Suddenly he raised his eyes again and looked at her. There it was again, that dark caressing glance--cold, and yet how seductive!

She shrank back frightened, and was more frightened still at the thought that he might have seen her shrinking away from him.

He gave a scarcely perceptible smile, and went on again with his book; and still she continued to weave anxious and flattering thoughts around him--thoughts that were criminal in themselves, which descended on her like an avalanche that she hadn't the power to ward off. And then, all at once, with an icy chill at her heart, she felt a soft, tender pressure on her left foot, which she must by accident have thrust towards the centre of the gangway, for a moment before it had been resting on her right foot, which was still pressed close to the door of the compartment.
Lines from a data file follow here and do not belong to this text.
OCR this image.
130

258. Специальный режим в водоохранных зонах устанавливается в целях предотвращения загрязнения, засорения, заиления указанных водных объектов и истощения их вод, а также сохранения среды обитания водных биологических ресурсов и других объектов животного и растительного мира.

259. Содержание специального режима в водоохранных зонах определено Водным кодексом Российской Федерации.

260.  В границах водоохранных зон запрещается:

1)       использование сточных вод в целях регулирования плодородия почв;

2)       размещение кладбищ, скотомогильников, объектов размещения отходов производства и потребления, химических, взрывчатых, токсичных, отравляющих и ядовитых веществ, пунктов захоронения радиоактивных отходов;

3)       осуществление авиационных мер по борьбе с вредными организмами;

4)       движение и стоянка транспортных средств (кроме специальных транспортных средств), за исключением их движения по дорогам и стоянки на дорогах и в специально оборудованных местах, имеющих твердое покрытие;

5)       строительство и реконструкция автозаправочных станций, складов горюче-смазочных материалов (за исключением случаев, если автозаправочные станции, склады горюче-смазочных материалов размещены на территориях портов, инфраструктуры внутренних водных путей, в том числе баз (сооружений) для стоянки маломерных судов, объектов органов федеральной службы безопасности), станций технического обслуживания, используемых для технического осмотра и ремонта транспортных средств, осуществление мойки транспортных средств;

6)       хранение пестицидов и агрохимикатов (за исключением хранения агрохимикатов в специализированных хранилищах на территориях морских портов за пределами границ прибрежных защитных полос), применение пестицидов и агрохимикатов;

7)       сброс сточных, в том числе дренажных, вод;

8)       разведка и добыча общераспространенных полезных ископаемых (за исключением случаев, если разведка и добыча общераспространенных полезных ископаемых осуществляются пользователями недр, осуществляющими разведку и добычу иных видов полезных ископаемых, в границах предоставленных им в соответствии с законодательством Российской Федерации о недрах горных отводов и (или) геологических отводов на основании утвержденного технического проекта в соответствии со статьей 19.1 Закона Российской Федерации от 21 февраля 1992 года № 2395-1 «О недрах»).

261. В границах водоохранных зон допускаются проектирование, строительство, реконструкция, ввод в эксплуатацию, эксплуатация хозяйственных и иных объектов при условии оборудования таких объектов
What was to be done? An indignant "I beg your pardon," an angry rising from her seat, would have awakened the colonel, and given cause for fresh suspicion and perhaps a duel. So she slowly, with extreme caution, withdrew her foot from under his and pressed it against the cushions, to be quite sure that she had rescued it. But she felt that the moment of hesitation had made her a participator in the crime, and this conviction oppressed and weighed on her more than her train of sinful thoughts had a few minutes before tormented her.

In her own eyes she appeared dishonoured, polluted, a prey to any and every licentious man who crossed her path. But why blame him? Was not his impertinently expressed desire merely the fulfilment of her own impure wishes? The reflection half suffocated her. She wanted to spring up, cry aloud, and ask to be forgiven. The stranger, however, went on reading calmly, as if nothing at all had occurred.

There was a glimmer of grey dawn when Lilly started up out of a half-waking doze. She saw a waterfall tossing its white foam beneath her; beyond towered huge moss-crowned rocks against the sky. It was a picture she had dreamed of, but never seen, appealing and impressive in its rugged grandeur and massive strength. All that had passed before she fell asleep seemed now a grotesque phantasmagoria devoid of reality. She glanced round the carriage nervously, and saw the stranger stretched out at full length, repulsive in sleep, his cheeks inflated and puffy as his breath came and went in heavy gasps. He looked to her now pasty and effeminate, and she loathed him.

She turned away in disgust and caught her husband's eyes wide open, fixed on her in severe reproof. She started guiltily.

"Can't you sleep any longer?" she asked, with a forced smile.

"I have not slept at all," he answered.

There was something in his voice that set her trembling anew. It accused and condemned at the same time. And how angrily he looked at her!